小さな足音が、時折、慌てたように駆け足になる。
ベンチに腰掛けていた喜世子は、廊下を近付いてくるその音の方へと顔を向けた。
いつもの珠恵ならば、絶対にこんな場所で足音を立てて走ることはしないだろう。当たり前だが、今は冷静ではないことがよくわかる。
そう思いながら立ち上がった喜世子の姿を認めて、歩調を緩めた珠恵が、肩を上下に揺らしながら目の前で立ち止まった。
「珠ちゃん」
「あっ……あの、ふっ……た、さん、は」
息をひとつ飲み込んでから口を開いた珠恵の顔はひどく強張っていて、けれど喜世子が心配していたようには、泣いた様子は見られなかった。
「手当てと検査も終わって、今は眠ってるよ」
「そう、ですか」
「うん」
不安を紛らわせようとしているのか、睨むような眼差しを向けてくる珠恵の肩を、喜世子はそっと撫でた。
「珠ちゃん、とにかく。
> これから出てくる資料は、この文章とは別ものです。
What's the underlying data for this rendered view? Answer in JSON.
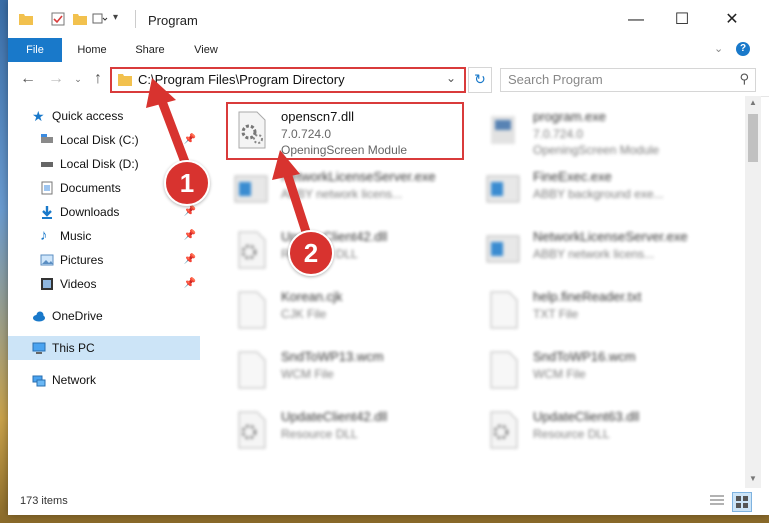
{
  "window": {
    "title": "Program",
    "controls": {
      "minimize": "—",
      "maximize": "☐",
      "close": "✕"
    }
  },
  "ribbon": {
    "tabs": [
      {
        "label": "File"
      },
      {
        "label": "Home"
      },
      {
        "label": "Share"
      },
      {
        "label": "View"
      }
    ]
  },
  "address": {
    "path": "C:\\Program Files\\Program Directory"
  },
  "search": {
    "placeholder": "Search Program"
  },
  "sidebar": {
    "items": [
      {
        "label": "Quick access",
        "icon": "star-icon"
      },
      {
        "label": "Local Disk (C:)",
        "icon": "drive-icon",
        "pinned": true
      },
      {
        "label": "Local Disk (D:)",
        "icon": "drive-icon"
      },
      {
        "label": "Documents",
        "icon": "documents-icon",
        "pinned": true
      },
      {
        "label": "Downloads",
        "icon": "download-icon",
        "pinned": true
      },
      {
        "label": "Music",
        "icon": "music-icon",
        "pinned": true
      },
      {
        "label": "Pictures",
        "icon": "pictures-icon",
        "pinned": true
      },
      {
        "label": "Videos",
        "icon": "video-icon",
        "pinned": true
      },
      {
        "label": "OneDrive",
        "icon": "cloud-icon"
      },
      {
        "label": "This PC",
        "icon": "computer-icon",
        "selected": true
      },
      {
        "label": "Network",
        "icon": "network-icon"
      }
    ]
  },
  "files": [
    {
      "name": "openscn7.dll",
      "sub1": "7.0.724.0",
      "sub2": "OpeningScreen Module",
      "icon": "dll-gear-icon",
      "highlight": true
    },
    {
      "name": "program.exe",
      "sub1": "7.0.724.0",
      "sub2": "OpeningScreen Module",
      "icon": "exe-icon"
    },
    {
      "name": "NetworkLicenseServer.exe",
      "sub1": "ABBY network licens...",
      "icon": "app-window-icon"
    },
    {
      "name": "FineExec.exe",
      "sub1": "ABBY background exe...",
      "icon": "app-window-icon"
    },
    {
      "name": "UpdateClient42.dll",
      "sub1": "Resource DLL",
      "icon": "dll-gear-icon"
    },
    {
      "name": "NetworkLicenseServer.exe",
      "sub1": "ABBY network licens...",
      "icon": "app-window-icon"
    },
    {
      "name": "Korean.cjk",
      "sub1": "CJK File",
      "icon": "file-icon"
    },
    {
      "name": "help.fineReader.txt",
      "sub1": "TXT File",
      "icon": "file-icon"
    },
    {
      "name": "SndToWP13.wcm",
      "sub1": "WCM File",
      "icon": "file-icon"
    },
    {
      "name": "SndToWP16.wcm",
      "sub1": "WCM File",
      "icon": "file-icon"
    },
    {
      "name": "UpdateClient42.dll",
      "sub1": "Resource DLL",
      "icon": "dll-gear-icon"
    },
    {
      "name": "UpdateClient63.dll",
      "sub1": "Resource DLL",
      "icon": "dll-gear-icon"
    }
  ],
  "status": {
    "count": "173 items"
  },
  "annotations": {
    "step1": "1",
    "step2": "2",
    "color": "#d8332f"
  }
}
まずはここ座ろうか」
先に座って長椅子の隣を示すと、開きかけた唇を結んだ珠恵が、浅くそこに腰を下ろした。肩から二の腕を撫で下ろした手で珠恵の手を取ると、重なったそこからは、冷たさと微かな震えとが伝わってくる。
喜世子が思っていたより少し早くやってきた珠恵は、おそらく、仕事を切り上げて帰ってきたのだろう。
残しておいた留守電に折り返しの連絡があったのは、3度目のメッセージを送った直後で、珠恵の声色は、当然ながら不安や動揺を隠せないものだった。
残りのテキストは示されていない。